A 11 anni dalla morte di Mario Luzi, pubblichiamo l’intervento di Marco Guzzi alle giornate di studi organizzate dall’Università di Roma Tre nell’ottobre 2014, in occasione del centenario della nascita del poeta fiorentino (20.10.1914-28.02.2005).

“Una poesia della fine e dell’inizio”: questo il titolo della conferenza di Marco.

“Riemergere in lontana chiarità”: questo il titolo della manifestazione, preso da un verso di Luzi.

Buona visione!

Commenti

  1. Ottima idea riproporre questo video, esposizione chiara e coincisa, lei Guzzi da voce ad una chiave interpretativa svelatrice: ci permette di dare un senso ( forse di capire IL senso ) di tutti quei movimenti spirituali apparsi negli ultimi 150 anni , dall’anticipatore Holderlin in poi.
    Preferisco usare il temine ” svelare ” ( togliere il velo ) , poche’ ” rivelare ” letteralmente significa: velare due volte.

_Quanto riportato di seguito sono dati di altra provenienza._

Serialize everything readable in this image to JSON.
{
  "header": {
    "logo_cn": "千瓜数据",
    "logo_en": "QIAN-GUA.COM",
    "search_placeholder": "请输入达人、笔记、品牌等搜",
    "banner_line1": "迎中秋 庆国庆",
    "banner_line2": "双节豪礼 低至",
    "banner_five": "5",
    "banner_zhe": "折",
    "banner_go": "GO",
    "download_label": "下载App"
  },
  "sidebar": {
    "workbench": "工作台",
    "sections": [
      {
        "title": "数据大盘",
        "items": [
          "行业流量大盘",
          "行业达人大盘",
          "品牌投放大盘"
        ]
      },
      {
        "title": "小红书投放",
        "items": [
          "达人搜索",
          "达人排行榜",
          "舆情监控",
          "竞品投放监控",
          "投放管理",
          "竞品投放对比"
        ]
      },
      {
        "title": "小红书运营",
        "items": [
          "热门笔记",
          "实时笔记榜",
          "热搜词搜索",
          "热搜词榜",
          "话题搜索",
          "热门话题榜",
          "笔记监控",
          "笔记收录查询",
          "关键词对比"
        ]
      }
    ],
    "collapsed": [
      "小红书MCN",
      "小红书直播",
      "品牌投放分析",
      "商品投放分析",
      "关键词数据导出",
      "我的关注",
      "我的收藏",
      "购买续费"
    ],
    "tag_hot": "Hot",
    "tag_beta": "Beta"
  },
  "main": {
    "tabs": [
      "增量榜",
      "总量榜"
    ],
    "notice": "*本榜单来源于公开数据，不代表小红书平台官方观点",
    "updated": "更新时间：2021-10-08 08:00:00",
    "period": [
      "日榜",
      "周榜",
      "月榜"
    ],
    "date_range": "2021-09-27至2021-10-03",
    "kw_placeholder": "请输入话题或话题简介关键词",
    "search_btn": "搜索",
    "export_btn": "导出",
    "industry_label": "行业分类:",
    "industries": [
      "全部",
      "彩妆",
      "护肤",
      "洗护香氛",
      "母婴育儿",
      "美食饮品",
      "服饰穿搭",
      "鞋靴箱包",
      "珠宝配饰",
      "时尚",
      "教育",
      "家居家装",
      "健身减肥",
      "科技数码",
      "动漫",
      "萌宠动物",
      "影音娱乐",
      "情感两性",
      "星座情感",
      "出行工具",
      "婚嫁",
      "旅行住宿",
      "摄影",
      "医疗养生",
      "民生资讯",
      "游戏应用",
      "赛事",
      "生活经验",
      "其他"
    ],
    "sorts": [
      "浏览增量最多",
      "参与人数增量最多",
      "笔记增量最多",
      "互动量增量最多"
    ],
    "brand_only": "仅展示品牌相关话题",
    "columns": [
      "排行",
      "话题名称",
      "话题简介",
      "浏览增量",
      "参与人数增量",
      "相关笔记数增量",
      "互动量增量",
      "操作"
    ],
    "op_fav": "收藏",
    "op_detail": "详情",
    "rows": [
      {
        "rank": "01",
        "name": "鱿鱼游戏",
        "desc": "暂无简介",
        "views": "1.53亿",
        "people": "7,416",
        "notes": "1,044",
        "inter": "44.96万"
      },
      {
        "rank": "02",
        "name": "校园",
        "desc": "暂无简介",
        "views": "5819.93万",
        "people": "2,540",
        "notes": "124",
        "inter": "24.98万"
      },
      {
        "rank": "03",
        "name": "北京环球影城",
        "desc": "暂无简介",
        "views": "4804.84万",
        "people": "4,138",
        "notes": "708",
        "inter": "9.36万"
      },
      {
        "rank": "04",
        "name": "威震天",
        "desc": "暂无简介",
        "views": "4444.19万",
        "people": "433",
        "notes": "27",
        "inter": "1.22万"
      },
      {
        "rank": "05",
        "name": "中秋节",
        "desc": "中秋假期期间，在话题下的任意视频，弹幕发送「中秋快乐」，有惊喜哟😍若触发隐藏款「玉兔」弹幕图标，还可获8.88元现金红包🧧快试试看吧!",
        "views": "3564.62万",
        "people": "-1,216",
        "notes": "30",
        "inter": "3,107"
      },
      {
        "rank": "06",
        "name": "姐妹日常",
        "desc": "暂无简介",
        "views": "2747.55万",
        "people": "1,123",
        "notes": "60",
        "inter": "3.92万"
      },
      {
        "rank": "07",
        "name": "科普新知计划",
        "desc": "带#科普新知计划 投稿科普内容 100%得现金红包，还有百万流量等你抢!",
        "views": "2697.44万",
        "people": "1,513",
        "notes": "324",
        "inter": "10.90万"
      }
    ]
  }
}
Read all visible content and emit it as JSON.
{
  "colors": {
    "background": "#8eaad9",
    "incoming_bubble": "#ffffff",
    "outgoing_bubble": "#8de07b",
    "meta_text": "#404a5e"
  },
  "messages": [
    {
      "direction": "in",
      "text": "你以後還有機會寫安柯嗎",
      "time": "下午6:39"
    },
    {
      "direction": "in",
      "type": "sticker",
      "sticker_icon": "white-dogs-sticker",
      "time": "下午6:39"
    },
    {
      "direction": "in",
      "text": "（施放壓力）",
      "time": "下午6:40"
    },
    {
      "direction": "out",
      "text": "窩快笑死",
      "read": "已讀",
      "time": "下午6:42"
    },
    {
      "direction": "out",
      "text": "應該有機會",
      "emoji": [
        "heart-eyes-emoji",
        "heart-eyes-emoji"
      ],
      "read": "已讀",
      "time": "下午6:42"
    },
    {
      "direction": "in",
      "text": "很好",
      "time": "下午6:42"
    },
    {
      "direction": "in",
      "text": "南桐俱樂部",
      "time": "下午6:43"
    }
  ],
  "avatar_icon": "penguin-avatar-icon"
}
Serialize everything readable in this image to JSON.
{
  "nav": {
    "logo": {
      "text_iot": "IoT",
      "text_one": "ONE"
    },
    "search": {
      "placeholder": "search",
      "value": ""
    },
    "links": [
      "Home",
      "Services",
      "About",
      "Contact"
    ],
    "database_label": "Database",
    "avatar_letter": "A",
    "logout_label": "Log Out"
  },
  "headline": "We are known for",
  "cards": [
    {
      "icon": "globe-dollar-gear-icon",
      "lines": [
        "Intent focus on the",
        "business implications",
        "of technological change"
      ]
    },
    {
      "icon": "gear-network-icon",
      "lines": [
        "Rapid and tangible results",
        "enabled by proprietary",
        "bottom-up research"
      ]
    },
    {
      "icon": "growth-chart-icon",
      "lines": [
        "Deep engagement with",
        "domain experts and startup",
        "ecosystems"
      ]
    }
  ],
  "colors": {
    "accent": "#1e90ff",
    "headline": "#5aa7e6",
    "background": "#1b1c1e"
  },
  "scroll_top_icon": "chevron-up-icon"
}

  2. Poniamo che sia vero, che quello che lei dice Guzzi, in realta’, dovrebbe essere ovvio.
    Ovvio perche’ appare chiarissimo da tutta la letteratura degli ultimi 150 anni.
    Bene, e’ significativo che Lei sia l’unico a dire queste cose; gli altri ( mi vengono in mente molti nomi ) se va bene si riducono a qualche chiacchiericcio sterile da festival filosofico o per dotti patinati.
    Perche’ secondo voi? Mancanza di spessore culturale o semplicemente lavorano per il re di prussia?
    Saluti da Andrea, anche il commento sopra e’ “mio”.

  3. Penso che, se non l’unica, comunque un’importantissima via per togliersi dal chiacchiericcio, dalla menzogna, dai falsi profeti ( in questo periodo ne e pieno ), dalla falsita sia di SENTIRE la verita, il verbo; In tutto il tuo ESSERE, nella tua carne, e non solo nell’ intelletto astratro.
    Quindi buona meditazione a tutti, un saluto ( Andrea )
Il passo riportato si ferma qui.